Выбрать главу

Признавая могущество владык космоса, люди вместе с тем надеялись на их помощь, справедливость, доброту, которой не обладали старые античные божества, часто мстительные, ревнивые к успехам людей, жестокие. В той же надписи с Иоса Исида говорит о себе: «Я сделала справедливое сильным… Я установила закон, чтобы родители были любимы детьми… Я сделала справедливость сильнее золота и серебра… Я сделала так, чтобы прекрасное и постыдное отличались друг от друга по природе…». В Сирии встречаются посвящения безымянному «Богу доброму».

Верующие надеялись, что боги, которым они возносили молитвы, слышат их. В восточной части империи археологи обнаружили большое число посвящений «богам внемлющим» или только одному «богу внемлющему» (без имени), причем эти боги мыслились «чистыми (т. е. лишенными недостатков. — И. С.) и справедливыми» — эти эпитеты также встречаются во многих надписях. Вера в могучих и благих богов или Бога не была уже связана с определенным местом или народностью; распространяется представление об общности человеческого рода — сначала среди философов, а затем и в среде народных масс. Так, в одной из надписей I в. н. э. в маленьком малоазийском городке Панамаре сказано, что в празднествах в честь главного божества этого города — Зевса могут принимать участие граждане, переселенцы и «все люди населенного мира». Вряд ли составители надписи могли рассчитывать на приход к ним людей из разных областей ойкумены, но, приглашая их, они провозглашали единство людей перед лицом божества и его «всемирность».

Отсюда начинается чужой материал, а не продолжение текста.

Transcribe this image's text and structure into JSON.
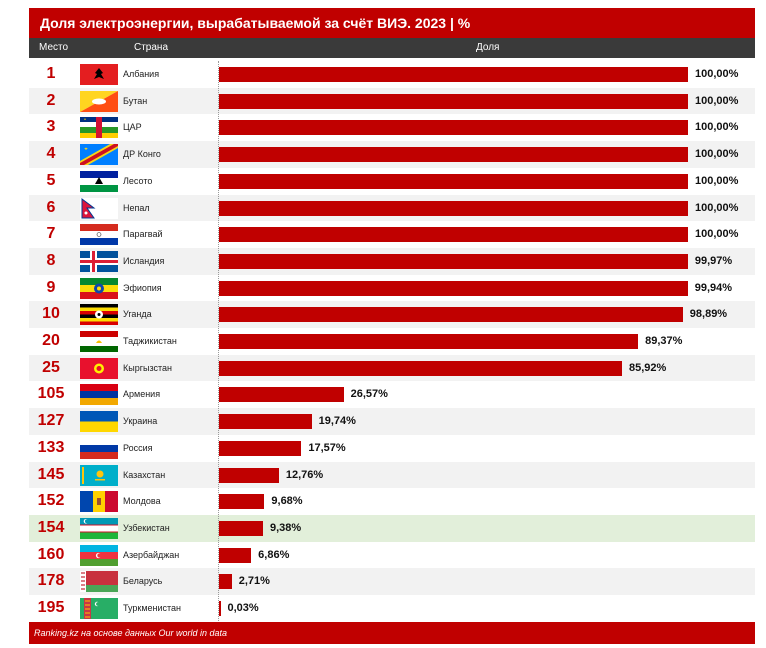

Верования в благие божества рождали у почитателей вопросы об их собственном поведении, благодаря которому они должны были заслужить расположение богов. В уставах частных религиозных союзов появляются моральные установки. Так, почитатели финикийской богини Астарты требовали от своих членов физической и нравственной чистоты. Интересен религиозный союз (из города Филадельфии в Малой Азии) почитателей Зевса и Богини Матери: он был основан еще в I в. до н. э. местным философом, его устав выбит на камне. В союз принимались на равных мужчины и женщины, свободные и рабы. Члены союза обязывались не замышлять никакого коварства против других людей, не заниматься магией, не изготовлять никакого колдовского зелья, не применять средств, препятствовавших деторождению (на рубеже эр в Римском государстве были распространены аборты). Замужние женщины должны были хранить верность своему мужу («женщина должна быть чиста и не знать другого мужчины»). В свою очередь мужчины не имели права вступать в связь с замужними женщинами, в том числе и с замужней рабыней. За нарушение полагались наказания: публичное покаяние, отлучение от святилища. Добродетельные члены сообщества, как сказано в надписи, получат то, что боги дают своим любимцам. Последняя фраза знаменательна: члены союза, по существу, не смогли освободиться от традиционного языческого представления о языческих божествах, дарующих — согласно мифам — своим любимцам земные блага. Возможно, почитатели Зевса и Матери ощущали недостаточность этого представления, поэтому в уставе не указывалось никакого конкретного вознаграждения; идея спасения в Царстве Божием еще не была выработана. Однако, может быть, не случайно, что именно в малоазийской Филадельфии в I в., согласно Апокалипсису Иоанна, рано возникла одна из первых христианских общин.

Филадельфийское объединение не случайно выступало и против магии: наряду с поклонением богам-спасителям, многие люди в первые века нашей эры из самых разных слоев общества, не веря в возможность избавиться от несчастий собственными силами, были увлечены колдовством, различного рода прорицаниями. Представление о том, что окружающий мир наполнен злодеяниями, колдовскими чарами, ясно проявилось в романе Апулея «Золотой осел», в котором использованы мотивы народных верований. Ощущение страха перед темными силами, их мерзости и в то же время нелепости (с точки зрения Апулея, эта нелепость должна снизить ужасы магии) великолепно показаны во вставной новелле о фессалийских ведьмах. Рассказчик этой истории был нанят сторожить покойника от ведьм, а те по ошибке заколдовали сторожа и оторвали ему нос и уши — трагикомические детали усиливали абсурдность происходящего. В конце новеллы рассказчик поведал слушателям, что он стал свидетелем того, как во время похорон юноши египетский пророк по просьбе отца умершего (заплатившему египтянину большие деньги) на время оживляет юношу, и тот свидетельствует, что погублен собственной женой. Оживление было мучительным — юноша молил колдуна отпустить его. Этот эпизод свидетельствовал о существовании веры в возможность оживления умерших, но воспринималось оно как действие колдовских, недобрых сил.